The president seems to be angling the proclamation towards Italian Americans, stating, “As a native of Genoa, Columbus inspired early immigrants to carry forth their rich Italian heritage to the New World. Today, the United States benefits from the warmth and generosity of nearly 17 million Italian Americans, whose love of family and country strengthen the fabric of our Nation.” Trump is notorious for acknowledging the truth only when it suits him and leaving out whatever he pleases. This is clearly demonstrated by the fact that he managed to include Italian Americans and not Native Americans in his 687 word recap of Columbus’s legacy.
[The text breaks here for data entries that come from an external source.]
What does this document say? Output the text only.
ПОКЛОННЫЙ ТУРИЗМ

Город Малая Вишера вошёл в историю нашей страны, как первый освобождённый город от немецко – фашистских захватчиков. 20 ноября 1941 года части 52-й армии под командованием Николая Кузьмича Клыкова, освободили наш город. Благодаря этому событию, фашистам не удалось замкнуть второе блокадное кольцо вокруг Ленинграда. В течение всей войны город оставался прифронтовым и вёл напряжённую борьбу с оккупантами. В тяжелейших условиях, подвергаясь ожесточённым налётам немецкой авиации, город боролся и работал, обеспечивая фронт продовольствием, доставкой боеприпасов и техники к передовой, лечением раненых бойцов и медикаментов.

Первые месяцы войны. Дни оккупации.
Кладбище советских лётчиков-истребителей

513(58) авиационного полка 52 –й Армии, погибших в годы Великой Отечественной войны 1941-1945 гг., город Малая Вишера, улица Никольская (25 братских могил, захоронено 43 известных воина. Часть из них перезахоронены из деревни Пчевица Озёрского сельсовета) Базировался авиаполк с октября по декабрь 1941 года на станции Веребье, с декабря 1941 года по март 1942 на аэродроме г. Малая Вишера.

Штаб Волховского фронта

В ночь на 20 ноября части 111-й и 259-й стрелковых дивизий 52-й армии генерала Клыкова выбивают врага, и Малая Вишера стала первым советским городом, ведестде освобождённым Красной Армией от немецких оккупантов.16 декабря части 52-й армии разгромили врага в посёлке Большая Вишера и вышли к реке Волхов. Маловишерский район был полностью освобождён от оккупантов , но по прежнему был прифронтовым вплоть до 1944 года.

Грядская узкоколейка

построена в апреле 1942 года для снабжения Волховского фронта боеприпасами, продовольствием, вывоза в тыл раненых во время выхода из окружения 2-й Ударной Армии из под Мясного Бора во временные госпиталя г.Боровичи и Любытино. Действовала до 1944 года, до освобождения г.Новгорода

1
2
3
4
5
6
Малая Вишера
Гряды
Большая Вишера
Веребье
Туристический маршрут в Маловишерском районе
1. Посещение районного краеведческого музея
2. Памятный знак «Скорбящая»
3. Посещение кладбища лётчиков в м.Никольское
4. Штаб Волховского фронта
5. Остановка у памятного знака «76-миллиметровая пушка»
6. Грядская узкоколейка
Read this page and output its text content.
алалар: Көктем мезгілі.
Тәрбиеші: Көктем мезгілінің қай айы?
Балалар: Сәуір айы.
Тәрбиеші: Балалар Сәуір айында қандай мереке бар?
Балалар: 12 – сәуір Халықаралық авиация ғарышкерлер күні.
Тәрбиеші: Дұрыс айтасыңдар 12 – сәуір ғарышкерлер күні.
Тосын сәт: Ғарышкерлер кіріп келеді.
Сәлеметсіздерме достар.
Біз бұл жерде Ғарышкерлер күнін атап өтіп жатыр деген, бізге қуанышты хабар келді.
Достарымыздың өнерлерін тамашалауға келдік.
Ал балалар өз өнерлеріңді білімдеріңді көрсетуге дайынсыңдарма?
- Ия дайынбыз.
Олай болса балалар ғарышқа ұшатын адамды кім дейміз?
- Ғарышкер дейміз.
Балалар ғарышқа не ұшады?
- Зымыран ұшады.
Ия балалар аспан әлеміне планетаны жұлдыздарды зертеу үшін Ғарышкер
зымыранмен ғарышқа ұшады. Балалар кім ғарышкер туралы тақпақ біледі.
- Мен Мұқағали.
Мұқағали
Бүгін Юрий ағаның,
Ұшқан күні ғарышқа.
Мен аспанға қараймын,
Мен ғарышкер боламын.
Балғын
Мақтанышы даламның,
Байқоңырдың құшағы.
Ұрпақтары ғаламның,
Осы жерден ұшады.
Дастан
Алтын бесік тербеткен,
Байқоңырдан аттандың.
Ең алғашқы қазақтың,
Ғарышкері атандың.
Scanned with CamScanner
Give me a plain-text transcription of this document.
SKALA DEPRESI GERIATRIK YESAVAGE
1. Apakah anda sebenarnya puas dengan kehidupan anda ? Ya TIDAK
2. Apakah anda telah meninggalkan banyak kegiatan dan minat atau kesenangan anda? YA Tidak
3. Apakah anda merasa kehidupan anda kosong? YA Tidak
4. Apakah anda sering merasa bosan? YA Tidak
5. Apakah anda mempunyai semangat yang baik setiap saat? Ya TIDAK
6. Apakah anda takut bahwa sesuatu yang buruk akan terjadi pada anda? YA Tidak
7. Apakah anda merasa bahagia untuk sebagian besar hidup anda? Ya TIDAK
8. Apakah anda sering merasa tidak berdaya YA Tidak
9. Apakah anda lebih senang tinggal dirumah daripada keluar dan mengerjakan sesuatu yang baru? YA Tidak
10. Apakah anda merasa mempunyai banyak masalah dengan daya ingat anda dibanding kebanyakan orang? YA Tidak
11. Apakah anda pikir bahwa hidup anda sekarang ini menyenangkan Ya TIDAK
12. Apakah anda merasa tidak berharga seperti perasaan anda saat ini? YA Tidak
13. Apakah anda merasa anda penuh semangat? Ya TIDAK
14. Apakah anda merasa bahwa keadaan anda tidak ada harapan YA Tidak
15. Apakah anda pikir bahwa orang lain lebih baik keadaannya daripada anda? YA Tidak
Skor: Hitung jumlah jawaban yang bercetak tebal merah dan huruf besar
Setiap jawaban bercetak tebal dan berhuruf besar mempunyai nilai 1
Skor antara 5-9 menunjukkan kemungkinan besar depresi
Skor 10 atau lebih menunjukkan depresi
Although there is some controversy over where Columbus was born- some say he was Portuguese or Spanish, not Genoese- and although his voyages were sponsored by the Spanish, Columbus Day was enthusiastically supported by the much-discriminatied-against Italian American community in the 40s and 50s. However, in the course of his own life, he undeniably had a greater impact on the Indigenous community as a slaver and brutalizer than on Italians. 

Indigenous people have been wronged for centuries by explorers, settlers, and the American government. Trump’s Columbus Day proclamation is just another example of the purposeful erasure of Native American history.